# Rotations around a point

In introducing rotations to my Year 7 class, I had them create a… thing. “Foldable” isn’t really the word I’m looking for here. I think it’s better described as a “spinable”.

Anyway, it looks like this…

…and this.

The main idea is that students aren’t just told what a rotation is, and they aren’t just shown, but they actually create the rotation themselves.

To do this, each student will need:

• An A5-ish sheet of paper (or half a US letter sheet will do).
• An piece of tracing paper half the size.
• One of these pin things. I always called them “split pins” growing up, but I think they’re actually called paper fasteners.

Get students to fold their paper in half, and draw any picture they like (school appropriate, of course) in one half. I only gave them 30 seconds to draw a picture, because I didn’t want them spending the whole lesson on it, and I think a simpler picture is better than this. Of course, many of them took longer than that just to find something to draw with…

Next, unfold the paper and cover the picture with the tracing paper. Attach the two sheets together with the pin. I emphasised the point to students that they could put the pin wherever they wanted, not just the center. I wanted there to be a variety of pin location, so we could see how that affected the image that was produced.

Trace over the picture. I found pencil, rather than pen or marker, works best for this. The colouring is optional.

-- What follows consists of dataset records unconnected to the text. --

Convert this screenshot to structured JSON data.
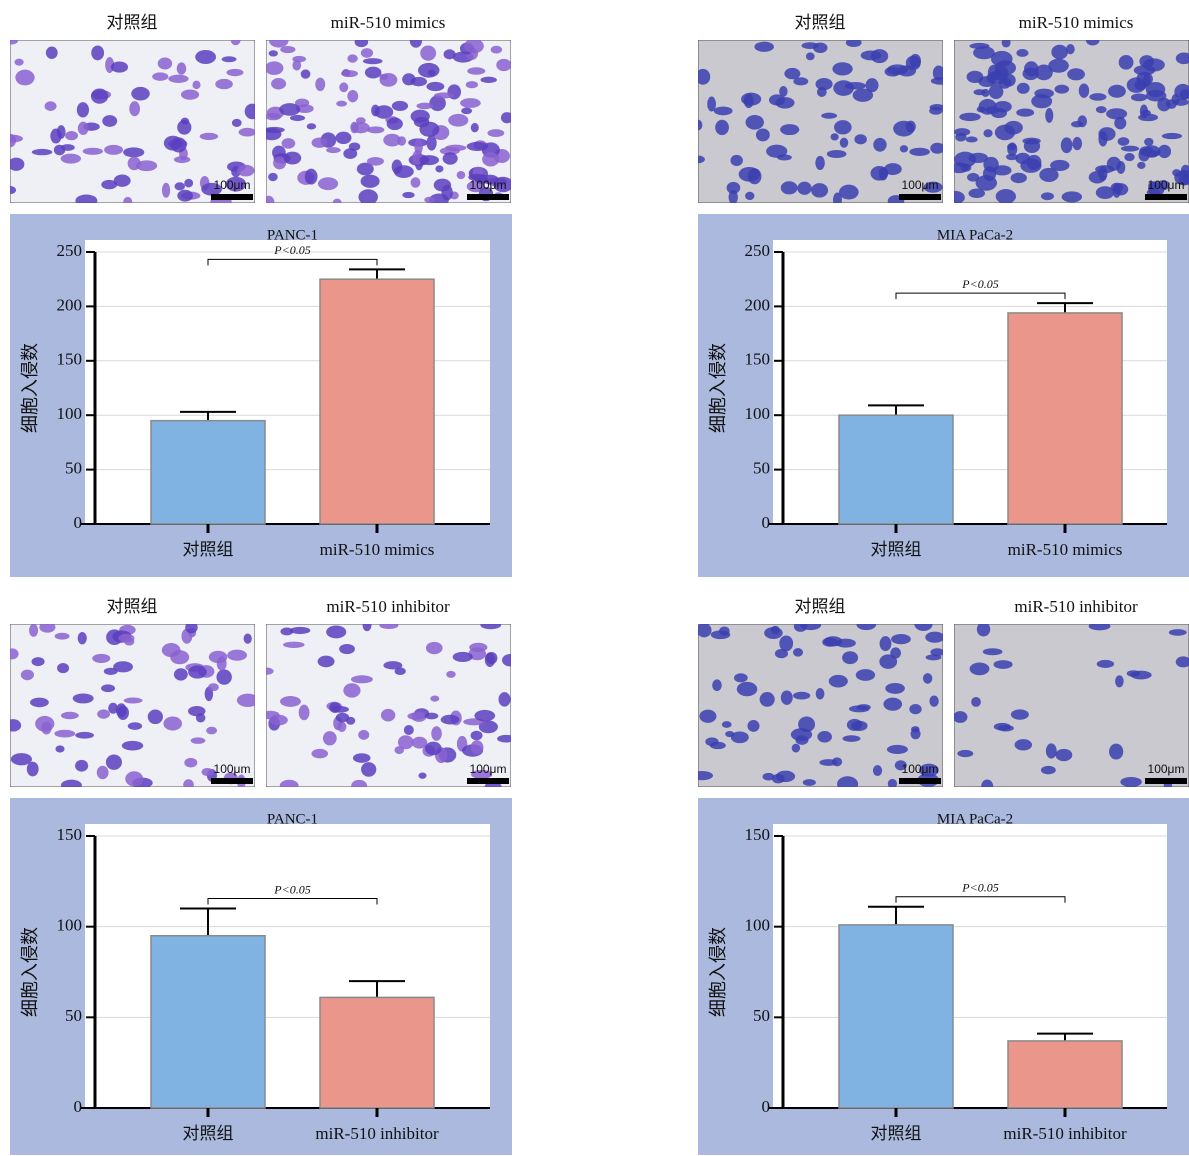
{
  "panels": [
    {
      "image_labels": [
        "对照组",
        "miR-510 mimics"
      ],
      "scale_bars": [
        "100μm",
        "100μm"
      ]
    },
    {
      "image_labels": [
        "对照组",
        "miR-510 mimics"
      ],
      "scale_bars": [
        "100μm",
        "100μm"
      ]
    },
    {
      "image_labels": [
        "对照组",
        "miR-510 inhibitor"
      ],
      "scale_bars": [
        "100μm",
        "100μm"
      ]
    },
    {
      "image_labels": [
        "对照组",
        "miR-510 inhibitor"
      ],
      "scale_bars": [
        "100μm",
        "100μm"
      ]
    }
  ],
  "chart_data": [
    {
      "type": "bar",
      "title": "PANC-1",
      "y_label": "细胞入侵数",
      "categories": [
        "对照组",
        "miR-510 mimics"
      ],
      "values": [
        95,
        225
      ],
      "errors": [
        8,
        9
      ],
      "colors": [
        "#80b3e2",
        "#ea968a"
      ],
      "ylim": [
        0,
        250
      ],
      "yticks": [
        0,
        50,
        100,
        150,
        200,
        250
      ],
      "grid": true,
      "annotation": "P<0.05"
    },
    {
      "type": "bar",
      "title": "MIA PaCa-2",
      "y_label": "细胞入侵数",
      "categories": [
        "对照组",
        "miR-510 mimics"
      ],
      "values": [
        100,
        194
      ],
      "errors": [
        9,
        9
      ],
      "colors": [
        "#80b3e2",
        "#ea968a"
      ],
      "ylim": [
        0,
        250
      ],
      "yticks": [
        0,
        50,
        100,
        150,
        200,
        250
      ],
      "grid": true,
      "annotation": "P<0.05"
    },
    {
      "type": "bar",
      "title": "PANC-1",
      "y_label": "细胞入侵数",
      "categories": [
        "对照组",
        "miR-510 inhibitor"
      ],
      "values": [
        95,
        61
      ],
      "errors": [
        15,
        9
      ],
      "colors": [
        "#80b3e2",
        "#ea968a"
      ],
      "ylim": [
        0,
        150
      ],
      "yticks": [
        0,
        50,
        100,
        150
      ],
      "grid": true,
      "annotation": "P<0.05"
    },
    {
      "type": "bar",
      "title": "MIA PaCa-2",
      "y_label": "细胞入侵数",
      "categories": [
        "对照组",
        "miR-510 inhibitor"
      ],
      "values": [
        101,
        37
      ],
      "errors": [
        10,
        4
      ],
      "colors": [
        "#80b3e2",
        "#ea968a"
      ],
      "ylim": [
        0,
        150
      ],
      "yticks": [
        0,
        50,
        100,
        150
      ],
      "grid": true,
      "annotation": "P<0.05"
    }
  ]
}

Finally, glue the back of the paper and fold it in half again. This just stops there being a possibly rogue pin sticking out the back of the sheet.

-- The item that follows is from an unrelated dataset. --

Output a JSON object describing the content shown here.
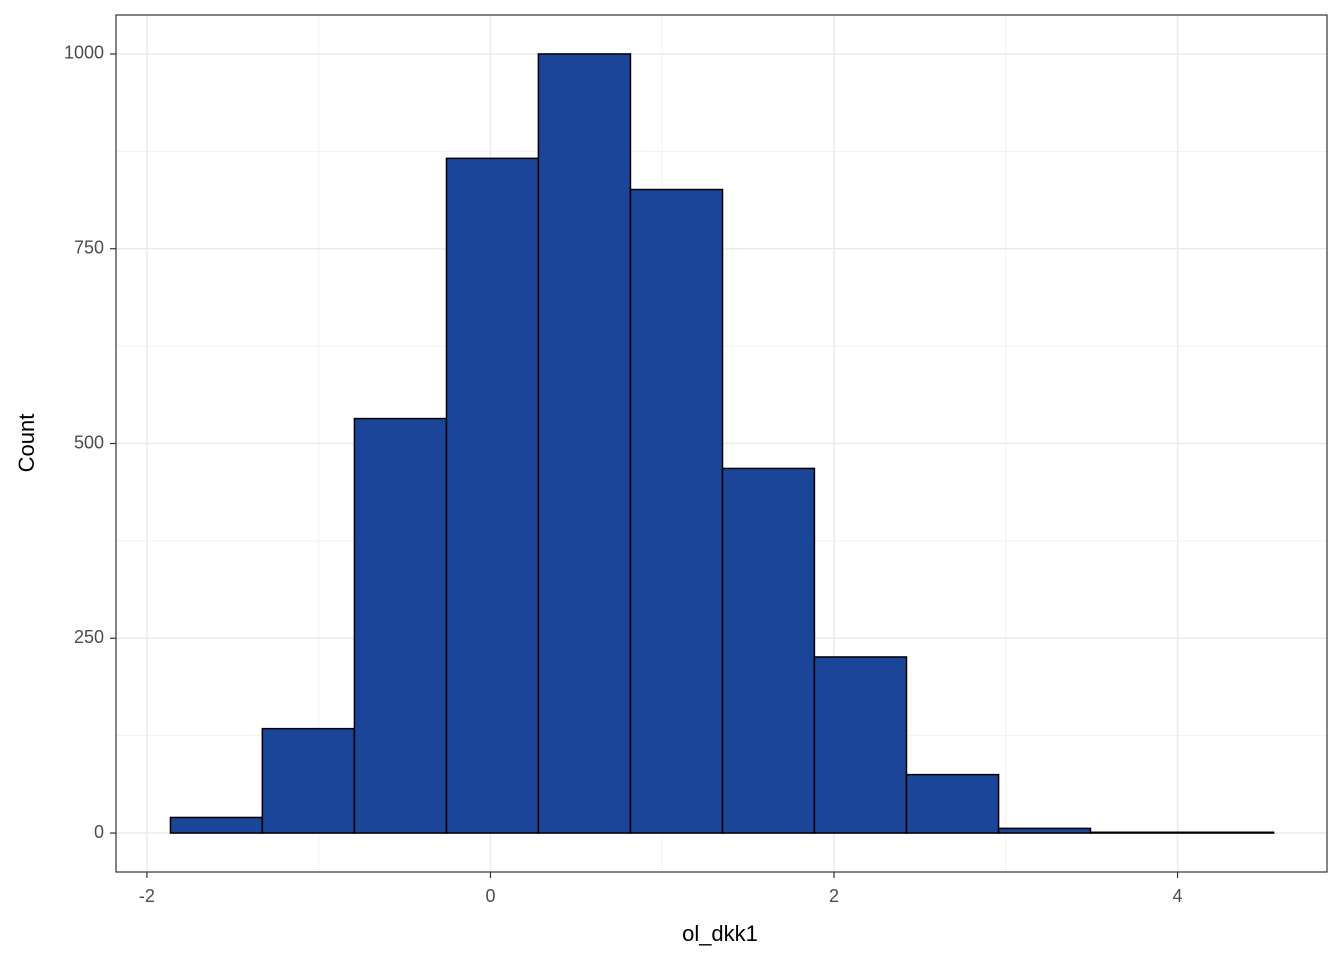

And we’re done! I also had students write the words “Rotation around a point” on theirs and glue them into their workbooks.

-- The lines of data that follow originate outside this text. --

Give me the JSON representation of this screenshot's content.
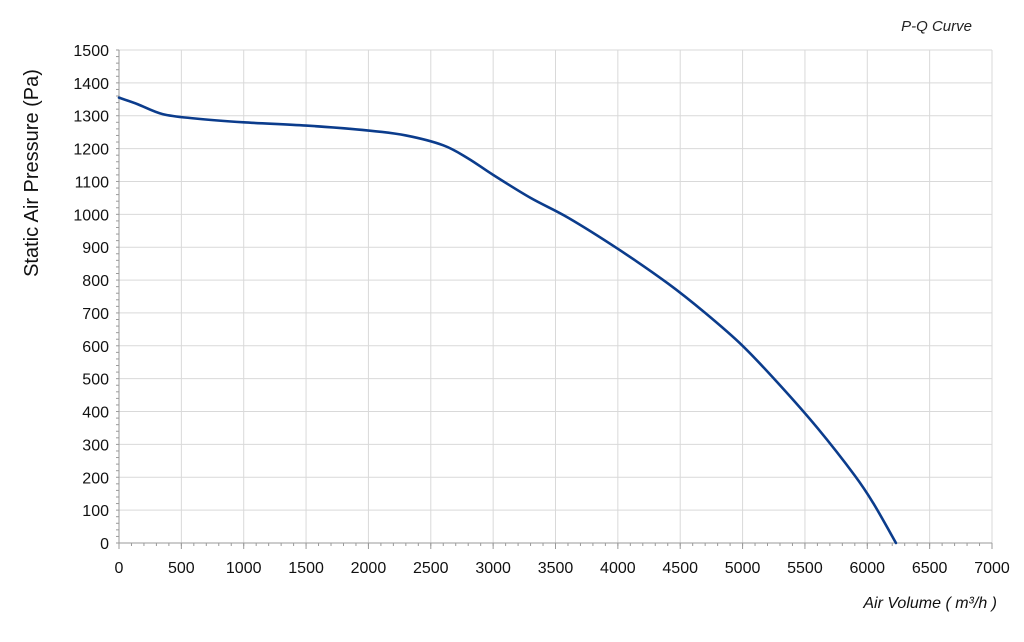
{
  "chart_data": {
    "type": "line",
    "title": "P-Q Curve",
    "xlabel": "Air Volume ( m³/h )",
    "ylabel": "Static Air Pressure  (Pa)",
    "xlim": [
      0,
      7000
    ],
    "ylim": [
      0,
      1500
    ],
    "x_ticks": [
      0,
      500,
      1000,
      1500,
      2000,
      2500,
      3000,
      3500,
      4000,
      4500,
      5000,
      5500,
      6000,
      6500,
      7000
    ],
    "y_ticks": [
      0,
      100,
      200,
      300,
      400,
      500,
      600,
      700,
      800,
      900,
      1000,
      1100,
      1200,
      1300,
      1400,
      1500
    ],
    "grid": true,
    "series": [
      {
        "color": "#0b3c8c",
        "points": [
          [
            0,
            1355
          ],
          [
            150,
            1335
          ],
          [
            350,
            1305
          ],
          [
            600,
            1292
          ],
          [
            1000,
            1280
          ],
          [
            1500,
            1270
          ],
          [
            2000,
            1255
          ],
          [
            2300,
            1240
          ],
          [
            2600,
            1210
          ],
          [
            2800,
            1170
          ],
          [
            3000,
            1120
          ],
          [
            3300,
            1050
          ],
          [
            3600,
            990
          ],
          [
            4000,
            895
          ],
          [
            4400,
            790
          ],
          [
            4700,
            700
          ],
          [
            5000,
            600
          ],
          [
            5300,
            480
          ],
          [
            5600,
            350
          ],
          [
            5900,
            205
          ],
          [
            6050,
            120
          ],
          [
            6230,
            0
          ]
        ]
      }
    ]
  }
}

What I like about this is that it emphasises what it means to rotate around an origin. When students were working on questions from their textbooks, it made explaining the origin a whole lot easier: that point doesn’t move, because that is where the pin is. Everything else moves around that.

I also like the way that each student was able to put their own “spin” (get it? Sorry…) on this task. Students could see a whole lot of examples by seeing what other kids did.

Rotations are an interesting topic to try and teach. One battle we have as teachers is finding ways to explain concepts that seem obvious in our own heads, even though they’re not. It turns out that adult-with-mathematics-degree-obvious is not the same as twelve-year-old-obvious. Describing points moving around another point is one of those ideas students can find hard to understand. I think it’s much better to let them create it for themselves.